The authors note that nearly 2/3 of all specialty SUD treatment programs in the US are publicly funded, relying on government block grants and state contracts for the money needed to provide treatment, while private funding tends to come from private insurance and self-paying patients.
When divided into publicly-funded and privately-funded categories, private programs were almost 15% more likely to have a physician on-staff and nearly 10% more likely to employ master’s-level counselors. And while publicly-funded treatment programs were almost 14% less likely to prescribe buprenorphine, only 32.5% of all programs offered the medication. Only 20.6% of programs offered disulfiram, 27% offered tablet naltrexone, 27% offered acamprosate, and a slim 13.1% of programs offered injectable naltrexone.
Among other findings, programs with a more professional workforce were positively correlated with the number of SUD medications offered, and programs with a physician on staff were more likely to offer higher numbers of SUD medications than programs with no access to physicians.

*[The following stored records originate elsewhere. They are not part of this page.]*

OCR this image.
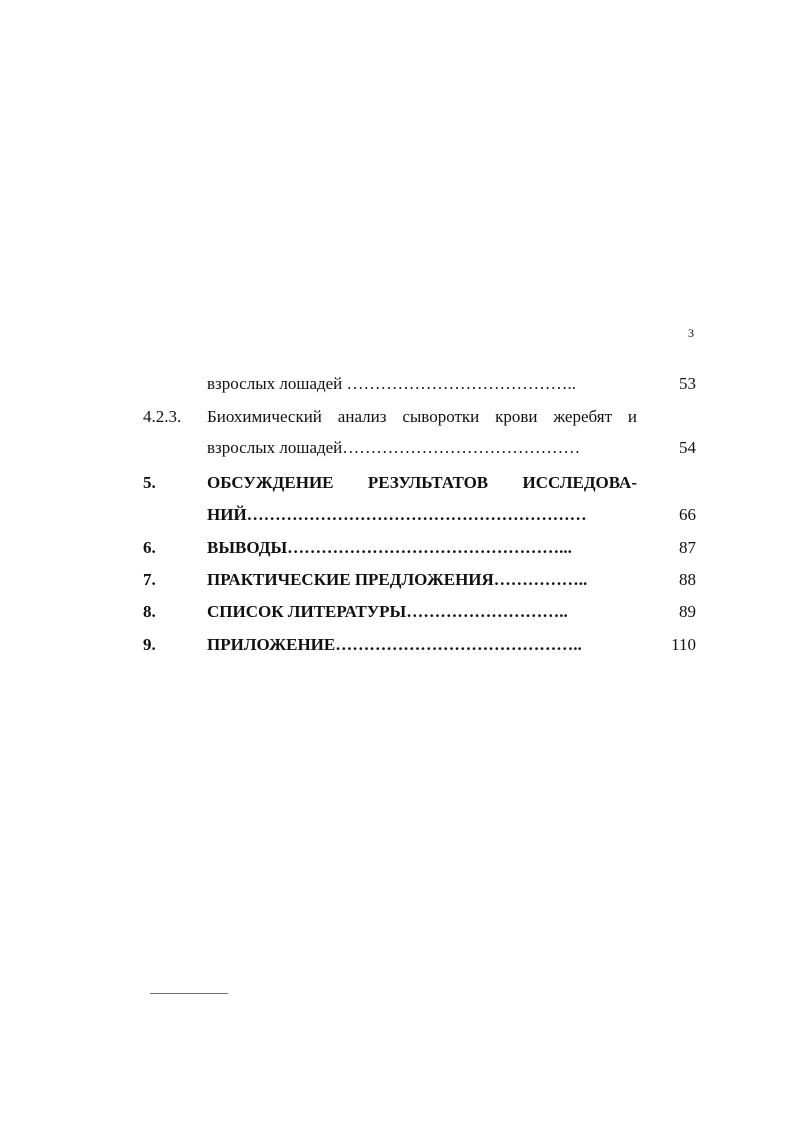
3
взрослых лошадей …………………………………..	53
4.2.3. Биохимический анализ сыворотки крови жеребят и
взрослых лошадей……………………………………	54
5.	ОБСУЖДЕНИЕ РЕЗУЛЬТАТОВ ИССЛЕДОВА-
НИЙ……………………………………………………	66
6.	ВЫВОДЫ…………………………………………...	87
7.	ПРАКТИЧЕСКИЕ ПРЕДЛОЖЕНИЯ……………..	88
8.	СПИСОК ЛИТЕРАТУРЫ………………………..	89
9.	ПРИЛОЖЕНИЕ……………………………………..	110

These findings beg the question: why are evidence-based practices so rare and why is this tolerated in addiction treatment but not in other professional treatments? (What if over half of American cardiologists prescribed no medications to their patients?) Sure, public programs offer fewer scientifically-supported therapies – but even people who are spending a fortune of their own money are often getting poor care. When patients are not informed of the full array of treatment options, the lack of informed consent becomes an ethical – and likely legal – issue.